[Python-3000] Support for PEP 3131

Fri May 25 19:47:44 CEST 2007

On 5/25/07, Stephen J. Turnbull <stephen at xemacs.org> wrote:
> Jim Jewett writes:

>  > Ideally, it would even be explicit per extra character allowed, though
>  > there should obviously be shortcuts to accept entire scripts.

> How about a regexp character class as starting point?

I'm not sure I understand.  Do you mean that part of localization
should be defining what certain regular expressions should match?
That sounds great from a consistency standpoint, but it would
certainly limit who could create their own reliable tailorings.

>  > So how about

>  > [ ASCII, plus chars in a named table]
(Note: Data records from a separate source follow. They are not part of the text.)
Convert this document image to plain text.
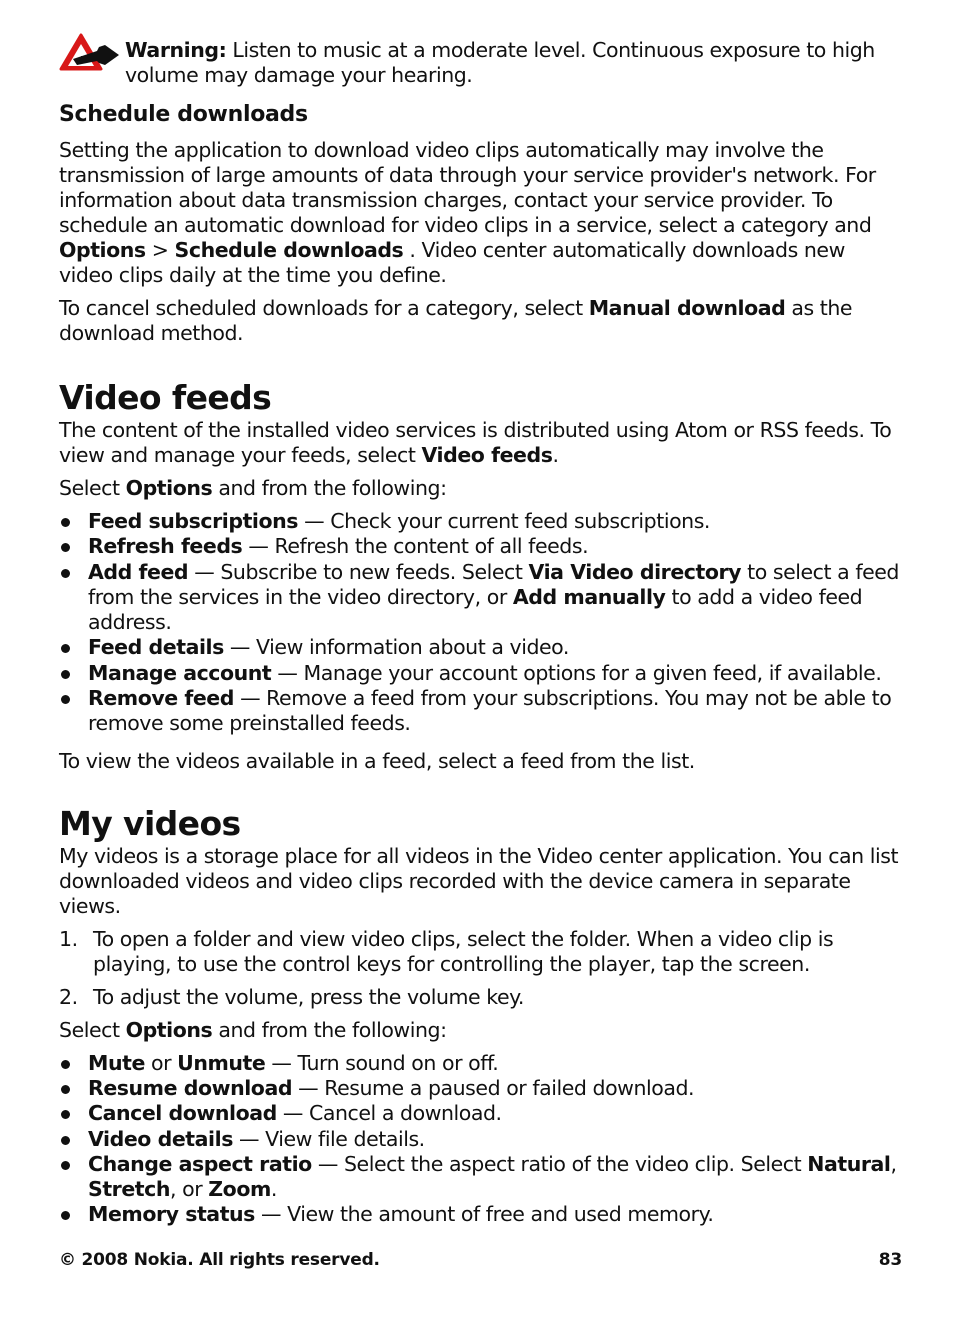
Warning: Listen to music at a moderate level. Continuous exposure to high volume may damage your hearing.

Schedule downloads

Setting the application to download video clips automatically may involve the transmission of large amounts of data through your service provider's network. For information about data transmission charges, contact your service provider. To schedule an automatic download for video clips in a service, select a category and Options > Schedule downloads . Video center automatically downloads new video clips daily at the time you define.

To cancel scheduled downloads for a category, select Manual download as the download method.

Video feeds

The content of the installed video services is distributed using Atom or RSS feeds. To view and manage your feeds, select Video feeds.

Select Options and from the following:

Feed subscriptions — Check your current feed subscriptions.
Refresh feeds — Refresh the content of all feeds.
Add feed — Subscribe to new feeds. Select Via Video directory to select a feed from the services in the video directory, or Add manually to add a video feed address.
Feed details — View information about a video.
Manage account — Manage your account options for a given feed, if available.
Remove feed — Remove a feed from your subscriptions. You may not be able to remove some preinstalled feeds.

To view the videos available in a feed, select a feed from the list.

My videos

My videos is a storage place for all videos in the Video center application. You can list downloaded videos and video clips recorded with the device camera in separate views.

1. To open a folder and view video clips, select the folder. When a video clip is playing, to use the control keys for controlling the player, tap the screen.
2. To adjust the volume, press the volume key.

Select Options and from the following:

Mute or Unmute — Turn sound on or off.
Resume download — Resume a paused or failed download.
Cancel download — Cancel a download.
Video details — View file details.
Change aspect ratio — Select the aspect ratio of the video clip. Select Natural, Stretch, or Zoom.
Memory status — View the amount of free and used memory.
© 2008 Nokia. All rights reserved.	83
> You can specify any character you want, but if it's ASCII, or not in
> the classes PEP 3131 ends up using to define the maximal set, it gets
> deleted from the extension table (ASCII has its own table,
> conceptually).  This permits whole scripts, blocks, or ranges to be
> included.

So long as we allow tailoring, I think the maximal set should be
generous -- and I don't see any reason to pre-exclude anything outside
ASCII.

There are people who like to use names like "Program Files" or
"Summary of Results.Apr-3-2007 version 2.xls"; I expect the same will
be true of identifiers.  So long as the punctuation is not ASCII, we
might as well let them.  (Internally, I expect some communities to say
"that is a bad idea" about certain characters, but *I* don't want to
prejudge which characters those will be.)

>  > If you want to include punctuation or

> Why waste the effort of the Unicode technical committees?
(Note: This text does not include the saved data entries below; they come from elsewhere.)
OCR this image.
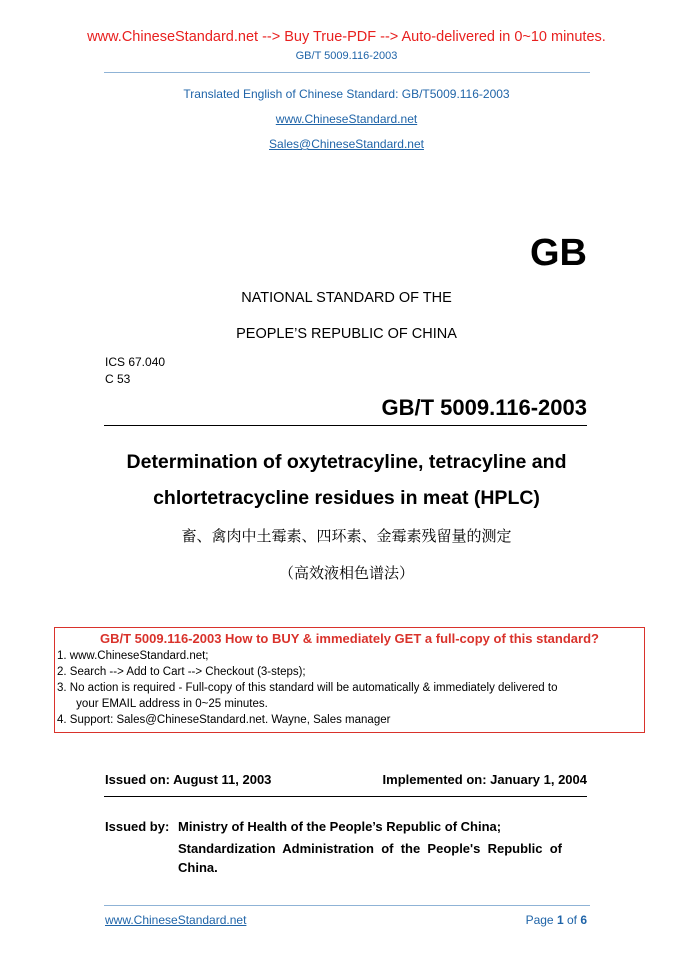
www.ChineseStandard.net --> Buy True-PDF --> Auto-delivered in 0~10 minutes.
GB/T 5009.116-2003
Translated English of Chinese Standard: GB/T5009.116-2003
www.ChineseStandard.net
Sales@ChineseStandard.net
GB
NATIONAL STANDARD OF THE
PEOPLE’S REPUBLIC OF CHINA
ICS 67.040
C 53
GB/T 5009.116-2003
Determination of oxytetracyline, tetracyline and
chlortetracycline residues in meat (HPLC)
畜、禽肉中土霉素、四环素、金霉素残留量的测定
（高效液相色谱法）
GB/T 5009.116-2003 How to BUY & immediately GET a full-copy of this standard?
1. www.ChineseStandard.net;
2. Search --> Add to Cart --> Checkout (3-steps);
3. No action is required - Full-copy of this standard will be automatically & immediately delivered to
your EMAIL address in 0~25 minutes.
4. Support: Sales@ChineseStandard.net. Wayne, Sales manager
Issued on: August 11, 2003	Implemented on: January 1, 2004
Issued by: Ministry of Health of the People’s Republic of China;
Standardization  Administration  of  the  People's  Republic  of
China.
www.ChineseStandard.net	Page 1 of 6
The other committees say to exclude certain scripts, like Linear B and
Ogham.  And not to allow mixed scripts, at least if they're
confusable.  But I really don't want to explain why someone using
Cyrillic can't use certain (apparently to him) randomly determined
identifiers just because it could be confused with ASCII (or
Armenian).

The only set the committees always recommend allowing is ASCII; beyond
that a nest of decisions (and exceptions) is almost unavoidable,
because the committees disagree among themselves.  Since we can't be
completely safe, I would rather err on the side of leniency towards
those concerned enough to make explicit decisions.
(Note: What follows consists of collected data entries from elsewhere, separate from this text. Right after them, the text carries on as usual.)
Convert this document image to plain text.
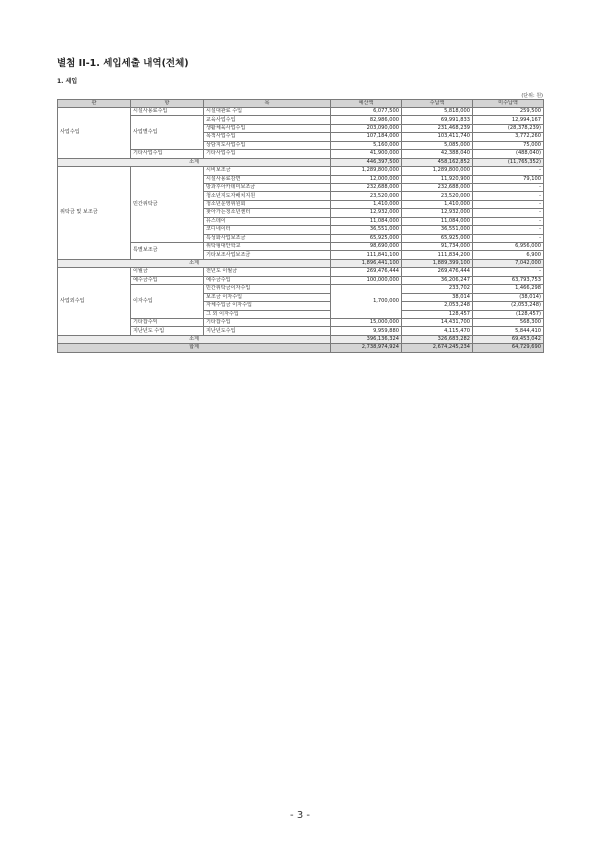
별첨 II-1. 세입세출 내역(전체)
1. 세입
(단위: 원)
관	항	목	예산액	수납액	미수납액
사업수입	시설사용료수입	시설대관료 수입	6,077,500	5,818,000	259,500
	사업별수입	교육사업수입	82,986,000	69,991,833	12,994,167
		생활체육사업수입	203,090,000	231,468,239	(28,378,239)
		목적사업수입	107,184,000	103,411,740	3,772,260
		상담지도사업수입	5,160,000	5,085,000	75,000
	기타사업수입	기타사업수입	41,900,000	42,388,040	(488,040)
소계			446,397,500	458,162,852	(11,765,352)
위탁금 및 보조금	민간위탁금	시비보조금	1,289,800,000	1,289,800,000	-
		시설사용료감면	12,000,000	11,920,900	79,100
		방과후아카데미보조금	232,688,000	232,688,000	-
		청소년지도자배치지원	23,520,000	23,520,000	-
		청소년운영위원회	1,410,000	1,410,000	-
		찾아가는청소년센터	12,932,000	12,932,000	-
		유스데이	11,084,000	11,084,000	-
		코디네이터	36,551,000	36,551,000	-
		특성화사업보조금	65,925,000	65,925,000	-
	특별보조금	위탁형대안학교	98,690,000	91,734,000	6,956,000
		기타보조사업보조금	111,841,100	111,834,200	6,900
소계			1,896,441,100	1,889,399,100	7,042,000
사업외수입	이월금	전년도 이월금	269,476,444	269,476,444	-
	예수금수입	예수금수입	100,000,000	36,206,247	63,793,753
	이자수입	민간위탁금이자수입	1,700,000	233,702	1,466,298
		보조금 이자수입		38,014	(38,014)
		자체수입금 이자수입		2,053,248	(2,053,248)
		그 외 이자수입		128,457	(128,457)
	기타잡수익	기타잡수입	15,000,000	14,431,700	568,300
	지난년도 수입	지난년도수입	9,959,880	4,115,470	5,844,410
소계			396,136,324	326,683,282	69,453,042
합계			2,738,974,924	2,674,245,234	64,729,690
- 3 -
>  > undefined characters, so be it.

> -1

> Assuming undefined == reserved for future standardization that
> violates the Unicode standard.

If unicode comes out with a new revision, the new characters should
probably be allowed; I don't want a situation where users of Cham or
Lepcha[1] are told they have to wait another year because their
scripts weren't formally adopted into unicode until after python 3.4.0
was already released.

[1]  http://www.unicode.org/onlinedat/languages-scripts.html says that
these languages have their own scripts (and no alternate script), and
that these scripts have not yet been encoded in unicode.  I won't be
surprised to see Klingon identifiers before we see either of those,
but ... I don't want to contribute to their exclusion.

-jJ